Jüngst hat Ulfhild Krausl den Ruhm Drosendorfs gemehrt. Sie hatte die Geschichte des Heiligen Grabes in der Stadtkirche St. Martin wissenschaftlich untersucht und archivalisch belegt: Aus farbigen Glasstücken auf Pappe montierte Objekte wurden von einer mährischen Firma per Katalog im Versandhandel angeboten. Der Bestand heute meist nicht mehr sichtbarer, verräumter oder verschollener Objekte in katholischen Kirchen in Tschechien, in Österreich und Bayern erinnert an eine Welle von politisch begründeten Missionierungen zum Ende des 19. Jahrhunderts: Medien und Einbrüche der Moderne.

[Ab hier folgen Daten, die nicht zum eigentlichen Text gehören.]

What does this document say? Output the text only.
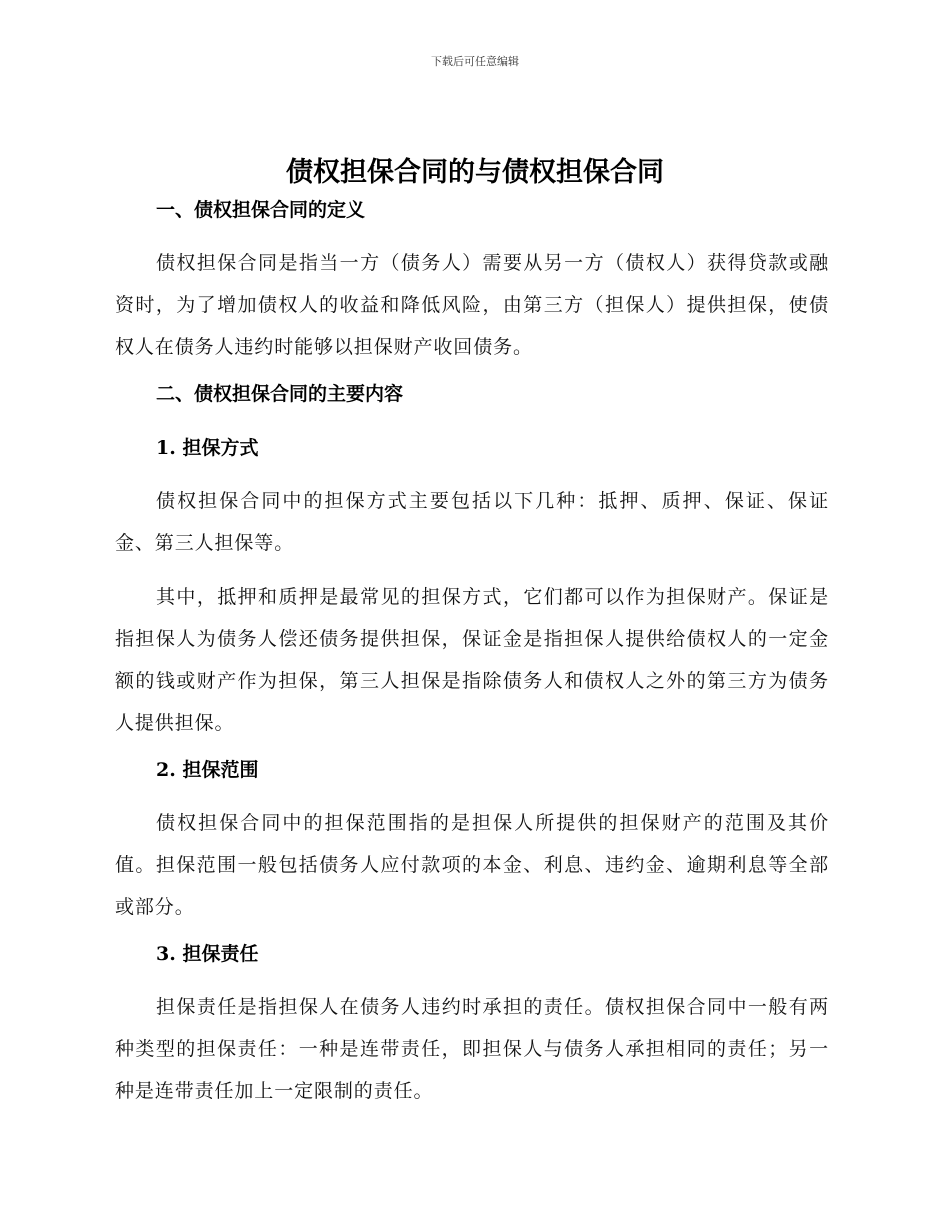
下载后可任意编辑
债权担保合同的与债权担保合同
一、债权担保合同的定义

债权担保合同是指当一方（债务人）需要从另一方（债权人）获得贷款或融资时，为了增加债权人的收益和降低风险，由第三方（担保人）提供担保，使债权人在债务人违约时能够以担保财产收回债务。

二、债权担保合同的主要内容
1. 担保方式

债权担保合同中的担保方式主要包括以下几种：抵押、质押、保证、保证金、第三人担保等。

其中，抵押和质押是最常见的担保方式，它们都可以作为担保财产。保证是指担保人为债务人偿还债务提供担保，保证金是指担保人提供给债权人的一定金额的钱或财产作为担保，第三人担保是指除债务人和债权人之外的第三方为债务人提供担保。

2. 担保范围

债权担保合同中的担保范围指的是担保人所提供的担保财产的范围及其价值。担保范围一般包括债务人应付款项的本金、利息、违约金、逾期利息等全部或部分。

3. 担保责任

担保责任是指担保人在债务人违约时承担的责任。债权担保合同中一般有两种类型的担保责任：一种是连带责任，即担保人与债务人承担相同的责任；另一种是连带责任加上一定限制的责任。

In der großen Ausstellung im Dommuseum St. Pölten „Sakraler Jugendstil" (1923) war das Hl. Grab aus Drosendorf dominant inszeniert. Der erfahrene Restaurator und seine Frau hatten es zerlegt, also auseinander gebaut, jedes Stück Glas, gereinigt, viele Glastücke wieder festgenäht und zusammengesetzt. Die unauffällige Existenz ist zu Ende. Heute präsentiert sich das Hl. Grab am alten Ort in Drosendorf in neuer, heller Sichtbarkeit.
Kultur sind nicht nur Denkmale als Kunstwerke. Kultur zielt auf das, was Menschen selber mit sich machen. Auch ein lokaler Kulturstil, der sich in einer Gemeinde entwickelt, bezieht sich auf den Umgang der Menschen miteinander und auf die Möglichkeiten, Gemeinsamkeit zu entwickeln, sich zu treffen. Also Orte und Anlässe, bei denen dies allen möglich ist. Das können Vereine sein, auch informelle Gruppen, in denen ein eigenes Leben mit Regeln, oft mit „Bräuchen" entsteht. Fehlt da etwas, fehlen auch Geschichten, Gemeinsames, werden Orte ärmer.
In einer Zeit, in der gesellschaftlicher Zusammenhalt und demokratische Gedanken zunehmend unter Druck geraten, gewinnt das Nachdenken über eine soziale und kulturelle Infrastruktur an Bedeutung. Beispiele über Orte und Arten der Begegnung - sowohl temporär als auch dauerhaft - können als soziale Infrastruktur wirken und erzählen, wie wir die demokratischen Grundlagen unserer Gesellschaft fördern und schützen können.
Was soll man dem Buch wünschen? Geschichten und Geschichte, Erinnerungen und Bräuche sind nicht nur heute lesenswert. Sie könnten wie eine Flaschenpost aus der Vergangenheit in die Zukunft wirken. Eine Flaschenpost wird ins Wasser geworfen. Wenn es gut geht, schwimmt sie im „Strom der Zeit" und wird von ihm ans Land gespült und als eine Botschaft gelesen. Auf Papier gedruckt, zwischen zwei Deckel gepackt, anfassbar, haltbar, jedermann zugänglich, könnte sie als sozial-kultureller Stolperstein zum vergleichenden Nachdenken anregen.